O CEO, que neste ano completa 18 anos de experiência com diversidade e inclusão, tem 39 anos e lembra que no passado a televisão abusava de  estereótipos para representar as pessoas LGBT+.

“Eu nasci em um mundo em que há 10 anos o programa de humor na televisão era uma violência tremenda. Era um pai que olhava para câmera diante do seu filho gay para dizer: ‘Onde foi que eu errei?’. Era um bordão repetido no país todo” [no programa 'Zorra Total' (1999-2015), da TV Globo].  O Silvio de Abreu [autor de novelas] colocou um casal de lésbicas em 'Torre de Babel' (1998-1999) e elas morreram na trama em uma explosão em um shopping porque as personagens não foram aceitas pelo público”, diz.

Trazendo um contraste com as produções audiovisuais de hoje em dia, Sales faz uma reflexão sobre série queer “Heartstopper” (2022), da Netflix.

“Eu assisti à série ‘Heartstopper’ e fui conversar com amigos da minha geração e eles tiveram a mesma sensação que eu: de desgraça iminente. Nós víamos aqueles dois meninos juntos construindo uma relação e passamos episódio por episódio esperando algo de ruim acontecer, porque passamos a vida assistindo nossas histórias terminarem de forma trágica”, conta.
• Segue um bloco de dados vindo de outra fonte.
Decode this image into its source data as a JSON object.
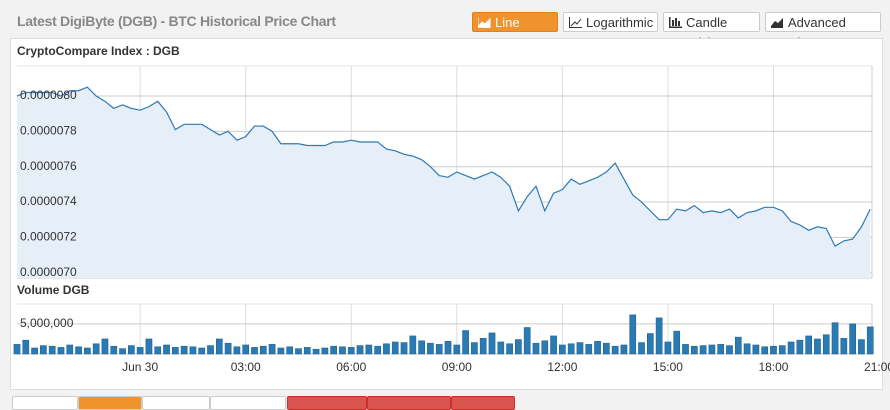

Por fim, o CEO afirma que os produtos audiovisuais, em especial as novelas, no caso do Brasil, “têm um papel pedagógico muito importante” que às vezes o jovem não vai consumir ou entender, mas que tem como público-alvo faixas etárias mais velhas, que são educadas com as histórias que estão cada vez mais diversas.

“[A novela é feita] para os avós, os pais e os tios, que estão se educando e aprendendo o que é uma pessoa trans, o que é uma pessoa assexual em novelas da Glória Perez, por exemplo. Vai ser perfeito? Óbvio que não! A novela também vai trabalhar com estereótipos, vai ter que reduzir um senso complexo de uma forma muito simples, porque ela tem que abranger um número grande de público, mas já é um avanço”, finaliza.